Web App and API Degraded Performance
Incident Report for Intercom
Postmortem

Serena Fritsch, Senior Product Engineer

Issue Summary

Intercom uses MySQL as its default datastore, running on AWS’s RDS Aurora service. We are running a mix of multi-tenant database clusters, as well as sharded database clusters for high scale. The sharded database clusters contain a subset of our customers data in dedicated databases. For high availability, all the database clusters are deployed in multiple availability zones in AWS.

At approximately 11:49 UTC on the 7th of November, we initiated a manual query against one of the sharded databases. Our aim was to determine the size of all tables within that database as part of a capacity planning exercise. We needed to establish the amount of data stored in the cluster from temporary tables. These temporary tables were created by our database schema migration process. This query was run not directly on the database itself, but by connecting to the database from our production console.
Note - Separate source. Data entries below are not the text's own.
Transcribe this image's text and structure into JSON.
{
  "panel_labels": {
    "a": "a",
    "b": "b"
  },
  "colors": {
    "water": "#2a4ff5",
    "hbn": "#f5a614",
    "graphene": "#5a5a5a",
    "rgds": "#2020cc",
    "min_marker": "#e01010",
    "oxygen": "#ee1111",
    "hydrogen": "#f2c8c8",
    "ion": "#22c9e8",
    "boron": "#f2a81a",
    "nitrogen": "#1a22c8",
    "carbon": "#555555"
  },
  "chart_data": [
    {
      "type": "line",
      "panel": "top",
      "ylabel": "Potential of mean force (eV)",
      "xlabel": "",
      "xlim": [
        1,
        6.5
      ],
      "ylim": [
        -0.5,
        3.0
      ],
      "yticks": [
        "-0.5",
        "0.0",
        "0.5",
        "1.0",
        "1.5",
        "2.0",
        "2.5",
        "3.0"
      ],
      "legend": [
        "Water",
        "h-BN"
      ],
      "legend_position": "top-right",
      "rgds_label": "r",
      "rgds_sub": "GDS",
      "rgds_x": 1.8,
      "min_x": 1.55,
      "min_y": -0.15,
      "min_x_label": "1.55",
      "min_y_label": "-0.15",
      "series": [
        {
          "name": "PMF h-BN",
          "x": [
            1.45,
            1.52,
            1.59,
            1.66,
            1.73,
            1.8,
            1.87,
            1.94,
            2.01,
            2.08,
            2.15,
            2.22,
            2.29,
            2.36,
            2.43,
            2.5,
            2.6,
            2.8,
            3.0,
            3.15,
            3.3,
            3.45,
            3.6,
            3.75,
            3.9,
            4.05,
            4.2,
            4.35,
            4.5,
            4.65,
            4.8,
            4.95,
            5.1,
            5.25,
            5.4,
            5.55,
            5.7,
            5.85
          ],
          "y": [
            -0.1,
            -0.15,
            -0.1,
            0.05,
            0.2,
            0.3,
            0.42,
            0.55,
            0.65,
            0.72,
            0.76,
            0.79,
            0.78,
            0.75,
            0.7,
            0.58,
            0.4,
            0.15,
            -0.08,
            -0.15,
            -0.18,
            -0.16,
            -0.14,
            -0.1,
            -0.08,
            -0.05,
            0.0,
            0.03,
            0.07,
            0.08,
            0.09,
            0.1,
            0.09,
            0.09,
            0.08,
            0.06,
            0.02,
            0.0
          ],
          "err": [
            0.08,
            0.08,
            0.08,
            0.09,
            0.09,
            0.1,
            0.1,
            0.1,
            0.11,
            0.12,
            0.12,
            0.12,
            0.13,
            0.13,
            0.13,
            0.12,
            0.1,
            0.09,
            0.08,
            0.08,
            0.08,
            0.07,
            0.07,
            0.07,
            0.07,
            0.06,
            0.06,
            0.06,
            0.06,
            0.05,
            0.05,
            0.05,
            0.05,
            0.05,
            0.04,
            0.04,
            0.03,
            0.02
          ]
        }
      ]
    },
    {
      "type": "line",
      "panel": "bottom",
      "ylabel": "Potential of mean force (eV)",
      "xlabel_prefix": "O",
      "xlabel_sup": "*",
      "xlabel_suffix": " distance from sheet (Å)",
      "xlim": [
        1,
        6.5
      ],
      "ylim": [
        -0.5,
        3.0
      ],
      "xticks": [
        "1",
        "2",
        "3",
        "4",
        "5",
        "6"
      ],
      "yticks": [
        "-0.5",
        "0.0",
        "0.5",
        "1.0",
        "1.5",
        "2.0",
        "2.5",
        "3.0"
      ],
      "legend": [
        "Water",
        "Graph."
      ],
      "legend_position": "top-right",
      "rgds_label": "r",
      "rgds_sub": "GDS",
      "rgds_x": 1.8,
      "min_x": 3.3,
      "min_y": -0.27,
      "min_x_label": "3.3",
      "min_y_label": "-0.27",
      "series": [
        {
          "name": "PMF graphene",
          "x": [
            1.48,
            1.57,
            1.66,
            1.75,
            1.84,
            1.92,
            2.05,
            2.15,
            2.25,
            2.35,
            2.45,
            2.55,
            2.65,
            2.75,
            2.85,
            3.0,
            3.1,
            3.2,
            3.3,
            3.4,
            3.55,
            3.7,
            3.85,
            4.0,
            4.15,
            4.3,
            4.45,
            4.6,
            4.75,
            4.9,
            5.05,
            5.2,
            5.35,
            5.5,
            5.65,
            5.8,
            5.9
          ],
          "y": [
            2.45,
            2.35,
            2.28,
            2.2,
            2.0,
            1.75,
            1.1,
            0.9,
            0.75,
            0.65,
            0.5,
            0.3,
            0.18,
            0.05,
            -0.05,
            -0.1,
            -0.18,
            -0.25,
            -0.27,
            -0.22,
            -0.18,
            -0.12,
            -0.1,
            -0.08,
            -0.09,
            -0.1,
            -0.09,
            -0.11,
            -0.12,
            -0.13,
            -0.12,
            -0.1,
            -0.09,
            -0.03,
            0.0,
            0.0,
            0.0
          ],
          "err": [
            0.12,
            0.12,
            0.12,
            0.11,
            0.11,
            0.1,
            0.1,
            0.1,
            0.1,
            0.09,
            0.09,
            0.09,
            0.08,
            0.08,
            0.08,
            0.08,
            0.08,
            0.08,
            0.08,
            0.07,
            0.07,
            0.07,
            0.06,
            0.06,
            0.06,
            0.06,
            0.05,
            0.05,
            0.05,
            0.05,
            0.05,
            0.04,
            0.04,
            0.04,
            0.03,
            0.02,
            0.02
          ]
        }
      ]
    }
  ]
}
This query caused the free memory of the cluster to drop significantly.  At 11:50 UTC, AWS, our cloud provider, initiated  an automated failover to an instance of the cluster in a different availability zone. The failover terminated the query. At the same time, latency started rising across our Ruby on Rails application.

At 11:54 UTC the first paging alarm fired, denoting a degradation in the availability. Our on-call engineers acknowledged the alarm, and by 11:57 UTC had established that the problem was related to the failover of the particular cluster. We updated the status page at 11:59 UTC. 

The fail-over itself was completed at 11:54 UTC, and all database instances restarted at 11:55 UTC. By that time, the Intercom app was working normally again for the majority of Intercom customers. 

However, the Intercom app was still serving errors to customers with data on the cluster that had just rebooted. A deployment of our Rails application completed at 11:56 UTC, which re-established the connections evenly to the instances in the affected cluster. All customer impact was resolved.

Evaluation

What went right

  • We updated the status page quickly.
  • Our detection and general operational response was fast. We had the right people involved within minutes, and narrowed down the problem quickly.
  • Our systems recovered from the database failover without manual intervention.

What could be better

  • We did not realize that the query was dangerous and could result in query performance degradation and ultimately a failover.
  • Our long tail recovery process is dependent on redeploying the Ruby on Rails application to reestablish connections.
  • Our schema migration process is complex and resource heavy. The reason we performed the query in question was to determine how much additional disk space was used by unused temporary migration tables.

Actions

  1. We are no longer running queries like that and using other methods for the capacity planning exercise.
  2. We are looking into mechanisms to remove the need for a manual redeployment of the application after this type of event.
Posted Nov 08, 2023 - 17:05 UTC

Resolved
Between 11:50 UTC and 11:56 UTC the Web App, Messenger, and API saw Degraded Performance. The incident has been fully resolved.
Posted Nov 07, 2023 - 12:13 UTC
Investigating
We are investigating reports of degraded performance and high latency across our web app and APIs.
Posted Nov 07, 2023 - 11:59 UTC
This incident affected: Intercom message delivery (Email, Chats and Posts, Mobile Push, Admin notifications), Intercom Messenger (Web Messenger, Mobile Messenger), Intercom Europe (Intercom Web Application, Intercom Web Messenger, Intercom Mobile Messenger, Intercom APIs, Intercom Webhooks), Intercom Australia (Intercom Web Application, Intercom Web Messenger, Intercom Mobile Messenger, Intercom APIs, Intercom Webhooks), and Intercom Web Application, Intercom APIs, Intercom Mobile APIs, Intercom Webhooks.